Plato posits duality of being with a mortal body and immortal soul. Religious and secular writings reinforce Plato’s concept of human duality.

PLATO’S BELIEF IN DUALITY-SEPARATE ENTITIES-BODY AND SOUL
The immortal soul is terribly and beautifully rendered in Dante’s “Divine Comedy”. Dante describes torments souls endure if mortal life is lived in sin, but offers belief in redemption.

DANTE’S INFERNO Dante describes torments souls endure if mortal life is lived in sin, but offers belief in redemption.
Buddhist belief in reincarnation offers a road to peace or continued struggle based on mortal life’s actions.

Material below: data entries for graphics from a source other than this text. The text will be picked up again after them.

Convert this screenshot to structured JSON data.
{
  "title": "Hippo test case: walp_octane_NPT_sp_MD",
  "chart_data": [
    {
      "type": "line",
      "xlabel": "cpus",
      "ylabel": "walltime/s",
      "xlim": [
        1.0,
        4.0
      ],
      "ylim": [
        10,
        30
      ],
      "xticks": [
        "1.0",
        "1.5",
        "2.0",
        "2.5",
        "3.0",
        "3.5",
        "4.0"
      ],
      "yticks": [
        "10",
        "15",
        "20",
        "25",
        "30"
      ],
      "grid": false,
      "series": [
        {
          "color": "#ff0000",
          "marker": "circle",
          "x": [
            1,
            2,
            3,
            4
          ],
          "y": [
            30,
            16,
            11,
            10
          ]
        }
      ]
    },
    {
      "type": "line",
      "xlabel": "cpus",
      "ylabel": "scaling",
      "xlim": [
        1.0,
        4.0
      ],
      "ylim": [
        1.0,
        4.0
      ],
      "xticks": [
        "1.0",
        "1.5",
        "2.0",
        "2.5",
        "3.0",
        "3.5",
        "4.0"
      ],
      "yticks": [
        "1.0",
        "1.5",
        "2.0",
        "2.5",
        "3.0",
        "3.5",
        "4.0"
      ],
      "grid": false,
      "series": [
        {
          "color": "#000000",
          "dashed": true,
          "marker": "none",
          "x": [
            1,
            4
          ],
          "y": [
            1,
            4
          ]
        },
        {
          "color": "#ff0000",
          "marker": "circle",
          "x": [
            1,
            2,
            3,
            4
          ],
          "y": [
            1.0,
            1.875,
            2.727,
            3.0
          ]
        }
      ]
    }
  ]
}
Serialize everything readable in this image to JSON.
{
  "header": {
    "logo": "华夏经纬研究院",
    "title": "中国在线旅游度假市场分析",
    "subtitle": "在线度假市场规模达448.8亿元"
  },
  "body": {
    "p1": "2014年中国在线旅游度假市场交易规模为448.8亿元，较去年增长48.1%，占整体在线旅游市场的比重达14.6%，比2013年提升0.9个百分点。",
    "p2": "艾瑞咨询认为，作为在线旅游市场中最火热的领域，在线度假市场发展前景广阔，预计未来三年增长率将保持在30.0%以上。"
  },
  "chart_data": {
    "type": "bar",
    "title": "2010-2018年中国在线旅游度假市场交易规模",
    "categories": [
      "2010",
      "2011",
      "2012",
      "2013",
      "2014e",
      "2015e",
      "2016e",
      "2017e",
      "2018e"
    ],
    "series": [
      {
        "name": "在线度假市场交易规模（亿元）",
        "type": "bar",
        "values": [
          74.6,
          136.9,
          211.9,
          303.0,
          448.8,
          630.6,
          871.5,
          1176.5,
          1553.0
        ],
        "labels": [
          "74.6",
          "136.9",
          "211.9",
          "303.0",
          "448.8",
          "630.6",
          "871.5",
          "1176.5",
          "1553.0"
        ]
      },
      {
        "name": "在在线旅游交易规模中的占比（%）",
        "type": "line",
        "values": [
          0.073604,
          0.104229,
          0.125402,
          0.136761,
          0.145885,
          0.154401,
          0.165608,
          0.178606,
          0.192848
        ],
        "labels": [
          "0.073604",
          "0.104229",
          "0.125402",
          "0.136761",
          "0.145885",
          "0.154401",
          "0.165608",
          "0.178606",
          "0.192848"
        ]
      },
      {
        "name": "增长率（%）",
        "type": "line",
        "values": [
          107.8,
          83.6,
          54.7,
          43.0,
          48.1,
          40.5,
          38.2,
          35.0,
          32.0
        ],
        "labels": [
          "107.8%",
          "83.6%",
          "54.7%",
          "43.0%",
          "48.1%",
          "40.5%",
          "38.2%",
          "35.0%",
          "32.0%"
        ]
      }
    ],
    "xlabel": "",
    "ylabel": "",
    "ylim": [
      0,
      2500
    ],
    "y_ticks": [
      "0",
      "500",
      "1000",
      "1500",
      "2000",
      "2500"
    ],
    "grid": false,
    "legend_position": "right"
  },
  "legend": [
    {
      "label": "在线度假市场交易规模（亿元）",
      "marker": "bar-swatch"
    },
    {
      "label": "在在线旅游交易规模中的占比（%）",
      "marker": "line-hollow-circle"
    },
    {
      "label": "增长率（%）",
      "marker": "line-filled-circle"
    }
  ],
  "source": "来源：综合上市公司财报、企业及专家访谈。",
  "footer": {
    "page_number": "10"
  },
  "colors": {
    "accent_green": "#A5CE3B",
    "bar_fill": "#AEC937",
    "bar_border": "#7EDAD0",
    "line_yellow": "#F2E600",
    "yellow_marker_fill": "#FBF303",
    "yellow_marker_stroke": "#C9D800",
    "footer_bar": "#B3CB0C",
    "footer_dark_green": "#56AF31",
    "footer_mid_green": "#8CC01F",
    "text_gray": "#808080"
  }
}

A Buddhist soul’s reincarnation may be as a beast if one’s former life is filled with sin. But as each new life approaches enlightenment, it is offered opportunity for peace without struggle in a spiritual life that requires no further incarnations.
Fears moves back and forth in history to identify some of the “Books That Can Change Your Life”. He jumps to the twentieth century to tell the story of Winston, the defeated hero in Orwell’s “1984”.
Fears explains how totalitarianism sucks struggle out of life but leaves dead bodies or soulless automatons in its wake. Fears notes how Stalin murders twenty million in a totalitarian system similar to what Orwell wrote about in the late 1940s.
Fears reinforces his argument by jumping back in history to tell the story of “The Prince”, Machiavelli’s masterpiece about totalitarian rule. Just as predicted in “The Prince”, Stalin lives to old age (lived to be 74, died in 1953) by following the rules set down in Machiavelli’s 16th century book. Stalin murders or imprisons any opposition to his rule. Stalin’s single minded objective is acquisition and retention of power. Stalin’s objectives are achieved through a police state that controls media, arbitrarily arrests citizens, and acts without moral conscience.

ALEKSANDR SOLZHENITSYN (1918-2008, RUSSIAN NOVELIST AND ESSAYIST)
Ironically, Fears notes that Solzhenitsyn returns to Russia and vilifies capitalist America for ignoring the plight of the poor by losing sight of its own values.

Fundamentally, one takes from Fears’ lectures that one must internalize morality and have the courage to follow truth regardless of its cost. This is a lesson for today in the face of an American President who cares little about truth and has no moral compass.
Stalin’s terror is revealed in Aleksandr Solzhenitsyn’s “The Gulag Archipelago”, published in 1973. Solzhenitsyn dies in 2008, near Moscow, at the age of 89.
This is only a smattering of the many books Fears talks about in his lectures.